Hello, Since you're already using GADTs, why not also use them to witness type equality: import GHC.Exts data Patch a b = Patch Int Int data Sequential a c where Sequential :: Patch a b -> Patch b c -> Sequential a c data MaybeEq :: * -> * -> * where NotEq :: MaybeEq a b IsEq :: MaybeEq a a (=//=) :: Patch a b -> Patch c d -> MaybeEq b c Patch _ x =//= Patch y _ | x == y = unsafeCoerce# IsEq | otherwise = NotEq sequenceIfPossible :: Patch a b -> Patch c d -> Maybe (Sequential a d) sequenceIfPossible p q | IsEq <- p =//= q = Just $ Sequential p q | otherwise = Nothing Notice the usefulness of pattern guards. EqContext could be defined as data EqContext :: * -> * -> * where EqWitness :: EqContext a a (though I ususally prefer to just call both the data type and the constructor 'E'.) Thomas On Thu, 2005-12-08 at 09:23 -0500, David Roundy wrote:
The trickiness is that we need to be able to check for equality of two patches, and if they are truly equal, then we know that their ending states are also equal.
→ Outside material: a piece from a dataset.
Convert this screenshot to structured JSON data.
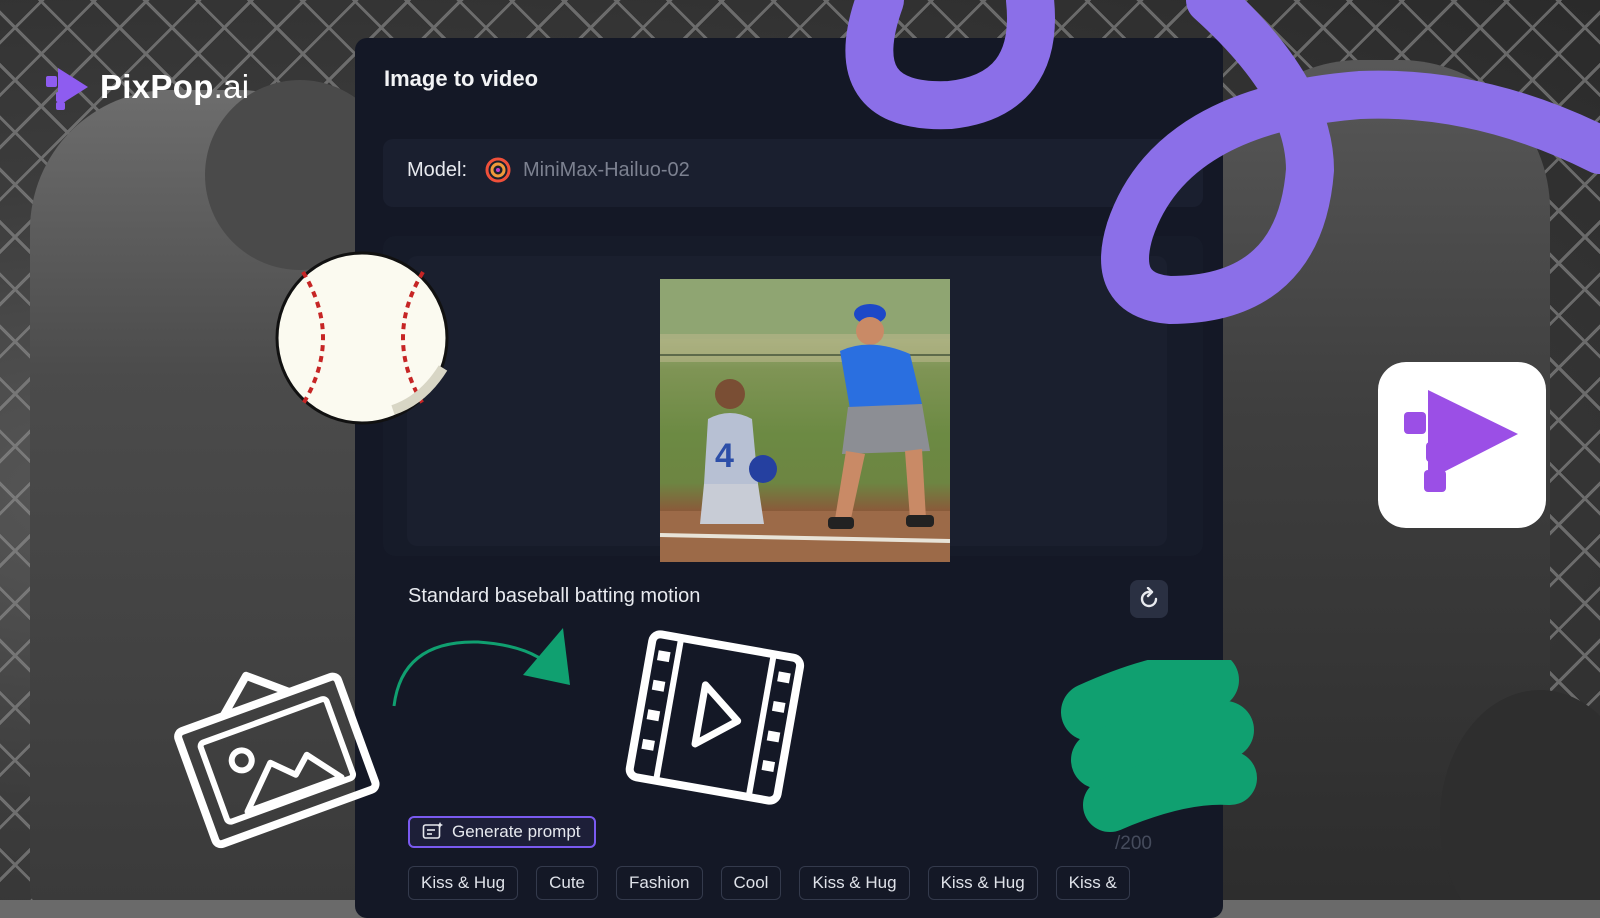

We do this with a couple of operators:
(=\/=) :: Patch a b -> Patch a c -> Maybe (EqContext b c) (=/\=) :: Patch a z -> Patch b z -> Maybe (EqContext a b)
data EqContext a b = EqContext { coerce_start :: Patch a z -> Patch b z, coerce_end :: Patch z a -> Patch z b, backwards_coerce_start :: Patch b z -> Patch a z, backwards_coerce_end :: Patch z b -> Patch z a }
where we use the EqContext to encapsulate unsafeCoerce so that it can only be used safely. The problem is that it's tedious figuring out whether to use coerce_start or coerce_end, or backwards_coerce_end, etc. Of course, the huge advantage is that you can't use these functions to write buggy code (at least in the sense of breaking the static enforcement of patch ordering).